Final answer:
The probability that the sample mean is within 9lbs of the population mean of 1312lbs for a sample of 117 cows is 0.9282, after calculating the standard error and using the z-scores to find the probabilities in the standard normal distribution.
Step-by-step explanation:
To solve this problem, we use the concept of the sampling distribution of the sample mean. When sampling from a population with a known standard deviation, the sampling distribution of the sample mean will be normally distributed by the Central Limit Theorem, provided the sample size is sufficiently large (generally n > 30 is considered large enough).

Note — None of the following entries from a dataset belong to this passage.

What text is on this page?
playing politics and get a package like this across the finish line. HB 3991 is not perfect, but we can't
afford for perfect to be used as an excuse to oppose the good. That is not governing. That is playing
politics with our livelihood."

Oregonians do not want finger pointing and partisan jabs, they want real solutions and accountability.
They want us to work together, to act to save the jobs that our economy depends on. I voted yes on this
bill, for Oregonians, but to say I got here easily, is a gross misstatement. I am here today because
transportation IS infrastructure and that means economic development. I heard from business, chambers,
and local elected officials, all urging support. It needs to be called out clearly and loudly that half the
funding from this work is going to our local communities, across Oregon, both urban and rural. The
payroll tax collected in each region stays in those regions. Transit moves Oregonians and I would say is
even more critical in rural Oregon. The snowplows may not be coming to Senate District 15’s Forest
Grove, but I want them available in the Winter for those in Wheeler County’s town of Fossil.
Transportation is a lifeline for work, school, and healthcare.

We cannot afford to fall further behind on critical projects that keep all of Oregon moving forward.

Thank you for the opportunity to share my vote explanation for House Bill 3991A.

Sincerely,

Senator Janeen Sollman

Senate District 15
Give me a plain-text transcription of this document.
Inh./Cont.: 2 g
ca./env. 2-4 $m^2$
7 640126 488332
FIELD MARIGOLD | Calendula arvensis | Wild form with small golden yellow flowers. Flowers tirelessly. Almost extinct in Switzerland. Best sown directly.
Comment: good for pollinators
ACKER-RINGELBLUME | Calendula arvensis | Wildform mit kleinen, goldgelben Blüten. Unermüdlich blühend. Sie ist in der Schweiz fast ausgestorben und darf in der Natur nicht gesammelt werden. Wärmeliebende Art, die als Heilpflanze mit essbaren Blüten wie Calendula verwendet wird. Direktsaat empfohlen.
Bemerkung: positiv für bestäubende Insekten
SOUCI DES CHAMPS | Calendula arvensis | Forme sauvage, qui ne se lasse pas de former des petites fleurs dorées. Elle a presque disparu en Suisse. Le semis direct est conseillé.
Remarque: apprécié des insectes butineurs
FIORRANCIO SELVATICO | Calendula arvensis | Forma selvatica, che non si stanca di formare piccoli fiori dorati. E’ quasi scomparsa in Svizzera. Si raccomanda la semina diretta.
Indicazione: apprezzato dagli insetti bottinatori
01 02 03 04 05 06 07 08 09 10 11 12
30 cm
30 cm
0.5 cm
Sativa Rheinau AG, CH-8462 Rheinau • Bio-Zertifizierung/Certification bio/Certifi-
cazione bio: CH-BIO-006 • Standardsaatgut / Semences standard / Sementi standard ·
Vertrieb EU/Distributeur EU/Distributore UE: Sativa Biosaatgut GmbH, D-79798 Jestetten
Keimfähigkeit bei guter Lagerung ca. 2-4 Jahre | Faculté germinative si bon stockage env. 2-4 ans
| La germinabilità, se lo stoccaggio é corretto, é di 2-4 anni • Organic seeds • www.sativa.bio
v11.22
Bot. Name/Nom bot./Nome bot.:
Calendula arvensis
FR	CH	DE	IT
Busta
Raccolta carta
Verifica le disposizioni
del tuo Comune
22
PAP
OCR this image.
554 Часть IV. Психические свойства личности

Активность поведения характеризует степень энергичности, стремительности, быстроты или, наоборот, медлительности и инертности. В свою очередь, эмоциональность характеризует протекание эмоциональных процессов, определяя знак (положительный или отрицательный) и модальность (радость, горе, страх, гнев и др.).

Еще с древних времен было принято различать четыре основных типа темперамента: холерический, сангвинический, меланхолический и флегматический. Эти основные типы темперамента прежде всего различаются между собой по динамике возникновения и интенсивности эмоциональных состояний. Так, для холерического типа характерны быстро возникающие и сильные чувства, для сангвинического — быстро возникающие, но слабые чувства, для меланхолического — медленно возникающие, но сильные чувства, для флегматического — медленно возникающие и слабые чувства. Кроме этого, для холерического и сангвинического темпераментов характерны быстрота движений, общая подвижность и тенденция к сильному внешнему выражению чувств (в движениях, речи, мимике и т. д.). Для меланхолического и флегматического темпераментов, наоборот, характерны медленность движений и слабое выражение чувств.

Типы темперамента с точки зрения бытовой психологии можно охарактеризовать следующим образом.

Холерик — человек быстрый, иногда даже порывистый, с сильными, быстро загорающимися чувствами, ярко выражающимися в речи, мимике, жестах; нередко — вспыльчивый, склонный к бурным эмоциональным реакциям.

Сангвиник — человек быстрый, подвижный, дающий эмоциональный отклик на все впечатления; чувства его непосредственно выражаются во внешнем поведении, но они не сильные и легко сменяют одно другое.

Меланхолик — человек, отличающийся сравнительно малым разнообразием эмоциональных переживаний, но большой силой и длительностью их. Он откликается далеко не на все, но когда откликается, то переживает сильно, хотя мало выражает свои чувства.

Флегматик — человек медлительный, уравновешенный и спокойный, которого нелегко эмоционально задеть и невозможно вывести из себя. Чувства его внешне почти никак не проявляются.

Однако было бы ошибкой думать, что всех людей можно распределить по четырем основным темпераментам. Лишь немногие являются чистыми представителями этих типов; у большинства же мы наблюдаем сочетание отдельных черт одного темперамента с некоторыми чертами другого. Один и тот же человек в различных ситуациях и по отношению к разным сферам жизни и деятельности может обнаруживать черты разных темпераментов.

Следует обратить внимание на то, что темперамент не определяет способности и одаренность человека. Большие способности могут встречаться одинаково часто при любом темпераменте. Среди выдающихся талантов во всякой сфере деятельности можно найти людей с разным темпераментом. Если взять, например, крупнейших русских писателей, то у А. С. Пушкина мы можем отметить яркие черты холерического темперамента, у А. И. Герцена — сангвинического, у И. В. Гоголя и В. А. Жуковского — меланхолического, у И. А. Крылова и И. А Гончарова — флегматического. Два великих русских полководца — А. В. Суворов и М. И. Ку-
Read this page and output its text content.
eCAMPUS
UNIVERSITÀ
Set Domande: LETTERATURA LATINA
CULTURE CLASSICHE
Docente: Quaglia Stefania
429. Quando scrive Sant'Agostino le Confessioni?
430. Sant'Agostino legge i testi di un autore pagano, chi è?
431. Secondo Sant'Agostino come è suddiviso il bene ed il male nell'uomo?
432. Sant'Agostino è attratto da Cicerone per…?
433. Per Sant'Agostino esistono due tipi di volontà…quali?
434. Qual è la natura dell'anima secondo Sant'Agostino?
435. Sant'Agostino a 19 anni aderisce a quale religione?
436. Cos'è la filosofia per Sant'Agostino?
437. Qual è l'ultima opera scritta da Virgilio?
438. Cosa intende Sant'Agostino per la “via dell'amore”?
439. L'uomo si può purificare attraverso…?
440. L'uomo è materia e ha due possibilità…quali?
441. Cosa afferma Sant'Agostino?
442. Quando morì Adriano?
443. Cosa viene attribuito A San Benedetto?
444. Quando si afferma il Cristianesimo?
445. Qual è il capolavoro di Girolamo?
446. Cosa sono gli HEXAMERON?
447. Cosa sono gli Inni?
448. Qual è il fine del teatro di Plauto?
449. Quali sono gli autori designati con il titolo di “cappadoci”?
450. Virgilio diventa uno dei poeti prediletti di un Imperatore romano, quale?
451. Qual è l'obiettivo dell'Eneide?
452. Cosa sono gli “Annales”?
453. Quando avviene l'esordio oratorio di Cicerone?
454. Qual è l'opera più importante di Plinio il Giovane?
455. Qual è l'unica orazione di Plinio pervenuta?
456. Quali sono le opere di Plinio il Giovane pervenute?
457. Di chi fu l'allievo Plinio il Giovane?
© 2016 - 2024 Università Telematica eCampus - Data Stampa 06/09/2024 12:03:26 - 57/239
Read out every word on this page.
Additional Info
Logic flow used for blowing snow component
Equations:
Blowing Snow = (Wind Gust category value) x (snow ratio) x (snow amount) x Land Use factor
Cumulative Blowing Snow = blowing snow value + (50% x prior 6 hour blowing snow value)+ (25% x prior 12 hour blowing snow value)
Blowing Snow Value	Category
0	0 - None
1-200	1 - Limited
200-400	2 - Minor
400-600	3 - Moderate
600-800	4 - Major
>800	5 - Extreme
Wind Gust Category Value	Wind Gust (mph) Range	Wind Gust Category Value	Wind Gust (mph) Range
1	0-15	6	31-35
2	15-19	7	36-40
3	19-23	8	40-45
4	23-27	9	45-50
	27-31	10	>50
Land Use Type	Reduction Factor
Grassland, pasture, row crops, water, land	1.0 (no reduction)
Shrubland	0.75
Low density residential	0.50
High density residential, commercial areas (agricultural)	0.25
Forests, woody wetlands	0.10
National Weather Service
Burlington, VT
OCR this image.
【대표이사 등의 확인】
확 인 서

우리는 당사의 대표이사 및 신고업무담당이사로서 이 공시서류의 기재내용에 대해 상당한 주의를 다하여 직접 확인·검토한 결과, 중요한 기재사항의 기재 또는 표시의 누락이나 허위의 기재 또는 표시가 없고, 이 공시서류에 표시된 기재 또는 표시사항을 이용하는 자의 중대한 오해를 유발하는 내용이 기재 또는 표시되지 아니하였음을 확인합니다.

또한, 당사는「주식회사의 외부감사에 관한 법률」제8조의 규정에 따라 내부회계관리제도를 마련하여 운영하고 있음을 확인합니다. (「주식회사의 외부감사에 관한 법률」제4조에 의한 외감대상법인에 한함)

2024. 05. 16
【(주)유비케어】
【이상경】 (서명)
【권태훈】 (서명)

The standard error (SE) of the sampling distribution is the standard deviation of the population (σ) divided by the square root of the sample size (n), given by the formula SE = σ / √n. First, let's calculate the standard error:
SE = 54lbs / √117 = 54lbs / 10.8178 = 4.9932 lbs (approximately)
We are interested in finding the probability that the sample mean is within 9lbs of the population mean (1312 lbs). This is equivalent to finding the probability between the values 1312 - 9 = 1303 lbs and 1312 + 9 = 1321 lbs in a normal distribution.
To find this probability, we convert the bounds to z-scores:
- Z for 1303 lbs: (1303 - 1312) / 4.9932 = -1.8016
- Z for 1321 lbs: (1321 - 1312) / 4.9932 = 1.8016
Using standard normal distribution tables or software, we find the probabilities for these z-scores and then find the difference:
Probability of Z < 1.8016 = P(Z < 1.8016) - P(Z < -1.8016)
Looking up the values for these z-scores in the standard normal distribution table or using a calculator, we find:
- P(Z < 1.8016) is approximately 0.9641
- P(Z < -1.8016) is approximately 0.0359
The probability that the sample mean is within 9 lbs of 1312 lbs is then:
P(1303 < X < 1321) = P(Z < 1.8016) - P(Z < -1.8016) = 0.9641 - 0.0359 = 0.9282
Rounding to four decimal places, the probability is 0.9282.